Il Premio Giovane Fotografia Italiana è nato nel 2018 con l’obiettivo di sostenere e finanziare la ricerca e la produzione artistica di fotografe e fotografi under 35.
Nel corso di ogni edizione il premio è assegnato al miglior progetto fotografico, selezionato tra i finalisti dell’open call.

I Vaste Programme vincono la terza edizione del Premio GFI 2021

Nell’edizione 2021. Reconstruction il premio Giovane Fotografia Italiana, del valore di 4000 euro, è stato riconosciuto ai Vaste Programme.

La giuria del premio è composta da Diane Dufour – per la direzione del festival Fotografia Europea, Arianna Rinaldo – photo editor e direttrice artistica di Cortona On The Move, e Carlo Sala – curatore e docente.
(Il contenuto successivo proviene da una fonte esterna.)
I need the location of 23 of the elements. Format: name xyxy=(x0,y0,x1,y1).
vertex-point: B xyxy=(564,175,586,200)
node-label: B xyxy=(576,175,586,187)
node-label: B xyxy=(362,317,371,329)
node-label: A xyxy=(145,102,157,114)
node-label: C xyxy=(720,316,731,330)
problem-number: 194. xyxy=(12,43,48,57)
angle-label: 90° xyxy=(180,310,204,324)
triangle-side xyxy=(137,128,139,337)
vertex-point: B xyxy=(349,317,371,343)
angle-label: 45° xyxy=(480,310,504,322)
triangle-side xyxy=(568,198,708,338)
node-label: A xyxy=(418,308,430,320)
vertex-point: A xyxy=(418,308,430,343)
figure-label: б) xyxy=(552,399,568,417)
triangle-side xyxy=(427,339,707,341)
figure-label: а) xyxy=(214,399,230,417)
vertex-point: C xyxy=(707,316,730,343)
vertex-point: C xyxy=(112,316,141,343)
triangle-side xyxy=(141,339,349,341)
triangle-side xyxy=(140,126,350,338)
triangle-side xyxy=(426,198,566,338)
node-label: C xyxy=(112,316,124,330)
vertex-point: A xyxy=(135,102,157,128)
Le motivazioni della giuria:

“Per aver realizzato un lavoro in bilico tra realtà e finzione, dove il display espositivo coinvolge lo spettatore in una narrazione apparentemente ludica, ma che sa evocare una serie di questioni sociali e geopolitiche che invitano il fruitore ad avere una relazione attiva con l’opera per innescare un processo di scoperta continua. Questo progetto è una metafora della nostra esistenza contemporanea in cui si attraversa a grande velocità un deserto che non comprendiamo a cui è necessario dare forma e senso.”


Le passate edizioni

Iacopo Pasqui vincitore della seconda edizione del Premio GFI 2019

Nell’edizione 2019. Ropes / Corde il premio, del valore di 2000 euro, è stato riconosciuto a Iacopo Pasqui con il progetto N.

La giuria del premio era composta da Walter Guadagnini, direttore artistico del festival Fotografia Europea, Chiara Fabro per il festival Panoràmic e Carlo Sala della Fondazione Francesco Fabbri.

Le motivazioni della giuria:

Per aver indagato la condizione esistenziale della vita nella provincia italiana attraverso una pluralità di media espressivi dove il dispositivo utilizzato riesce a rendere il conflitto tra il singolo e il corpo sociale in un clima di omologazione e isolamento.

Marina Caneve vincitrice della prima edizione del Premio GFI 2018

Nell’edizione 2018. Activism il premio Giovane Fotografia Italiana, del valore di 2000 euro, è stato assegnato a Marina Caneve.

La commissione che ha selezionato la vincitrice era composta da Walter Guadagnini, direttore artistico di Fotografia Europea, Federica Chiocchetti, fondatrice e direttrice di The Photocaptionist, Stefania Scarpini, project manager per Peep-Hole, Milano ed editor per Humboldt Books.

Le motivazioni della giuria:

Marina Caneve con il progetto Are They Rocks or Clouds? ha saputo interpretare senza retorica il tema proposto, realizzando un’opera che è al contempo studio del paesaggio, ricerca antropologica e indagine geologica.